21st century Dawkins, though, is a textbook example of dementia emeritus.
Christ, what an asshole.
He’s an asshole because he’s pointing out that the Ark story is a not a story? That it’s an actual event about the omnicide of all humans on Earth save eight elites? Sure, you may say it’s allegorical, but It’s a literal, real story to Ham and his adherents. And they are celebrating it. (Just like they celebrate, and eagerly anticipate, the coming actual holocaust depicted in the Revelation.)
Personally, those billboards aren’t my cup of tea. I think the less attention, the better. As it is, Ken Ham gets to, again, play the persecuted Christian victim card. Much better that the park languishes without this free publicity, the better to quietly slide into irrelevance and bankruptcy, with dignity and grace of an old dog being put down.
But to blame the messenger is a little holier-than-thou, a little too “even handed.” Is this [the billboard] really “too far”? (Imagine: they’re actually bringing the literal truth of the bible, stories of genocide and incest, to the attention of the public!) In any case, I think the religion can survive this indignity.
Is this really “too far”?
Nah. Personally, I think the theme park’s a hoot, and the closer it adheres to the letter of Scripture the better, for comedy’s sake. As for the “taxpayer-funded” part, well, I get equally up-in-arms over taxpayer-funded sportsball stadiums. In both industries, professional sports and professional god-bothering, you have a smallish group of hucksters raking in cash hand over fist by playing on the loyalties of the faithful. We all go to hell in our own way.
I wonder if they similarly protest the incest themes in Star Wars and Wagner’s Ring cycle.
Er… Bettelheim? Might want to look into his history a little more, since we’re talking about myths and fantasies.
I drive by it regularly on my way to see clients. Sadly, I do not have 100 eggs.
I wonder if they will go with the two-of-every-kind or the seven-of-every-kind version of the ark story?

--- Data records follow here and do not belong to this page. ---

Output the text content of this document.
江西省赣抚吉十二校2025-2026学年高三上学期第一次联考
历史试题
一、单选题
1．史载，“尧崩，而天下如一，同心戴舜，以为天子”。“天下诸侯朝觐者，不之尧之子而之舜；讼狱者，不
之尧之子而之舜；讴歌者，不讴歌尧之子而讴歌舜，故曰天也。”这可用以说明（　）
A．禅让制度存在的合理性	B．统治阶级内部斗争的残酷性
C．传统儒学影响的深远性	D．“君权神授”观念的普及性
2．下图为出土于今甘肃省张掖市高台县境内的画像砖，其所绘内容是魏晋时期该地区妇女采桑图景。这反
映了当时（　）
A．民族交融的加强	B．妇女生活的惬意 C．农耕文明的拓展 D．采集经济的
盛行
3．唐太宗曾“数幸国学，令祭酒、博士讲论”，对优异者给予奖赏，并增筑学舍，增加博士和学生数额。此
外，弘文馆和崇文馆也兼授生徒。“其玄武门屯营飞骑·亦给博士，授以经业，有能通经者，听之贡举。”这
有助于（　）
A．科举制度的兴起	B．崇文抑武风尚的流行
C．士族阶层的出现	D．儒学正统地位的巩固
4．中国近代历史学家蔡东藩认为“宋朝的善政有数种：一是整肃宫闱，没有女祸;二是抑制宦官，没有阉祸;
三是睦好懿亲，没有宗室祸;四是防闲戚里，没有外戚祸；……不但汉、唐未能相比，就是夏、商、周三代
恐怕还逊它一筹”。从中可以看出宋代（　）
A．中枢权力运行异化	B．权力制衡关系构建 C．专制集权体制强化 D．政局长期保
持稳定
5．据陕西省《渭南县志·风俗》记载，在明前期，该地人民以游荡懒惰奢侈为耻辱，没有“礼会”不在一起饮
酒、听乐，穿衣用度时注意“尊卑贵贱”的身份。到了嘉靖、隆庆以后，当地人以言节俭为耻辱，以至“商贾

Acting liked assholes isn’t going to stop the park?
I’m shocked.
Gee, it sure would be a shame if somebody were to burn that stupid fucking thing to the ground…
Just sayin’
you better get ready and bear this in mind.
God showed Noah by the rainbow sign,
no more water, but fire next time.
Did you ever read Graham Greene’s piece on Beatrix Potter? He speculated on some traumatic event in her life which turned her style darker, culminating in The Tale Of Mr Tod, with its baby bunnies trapped in an oven… Beatrix Potter wrote a stern reply pointing out that she’d not composed the stories in the order of publication, and that rather than some life-changing Freudian trauma, she’d just had flu.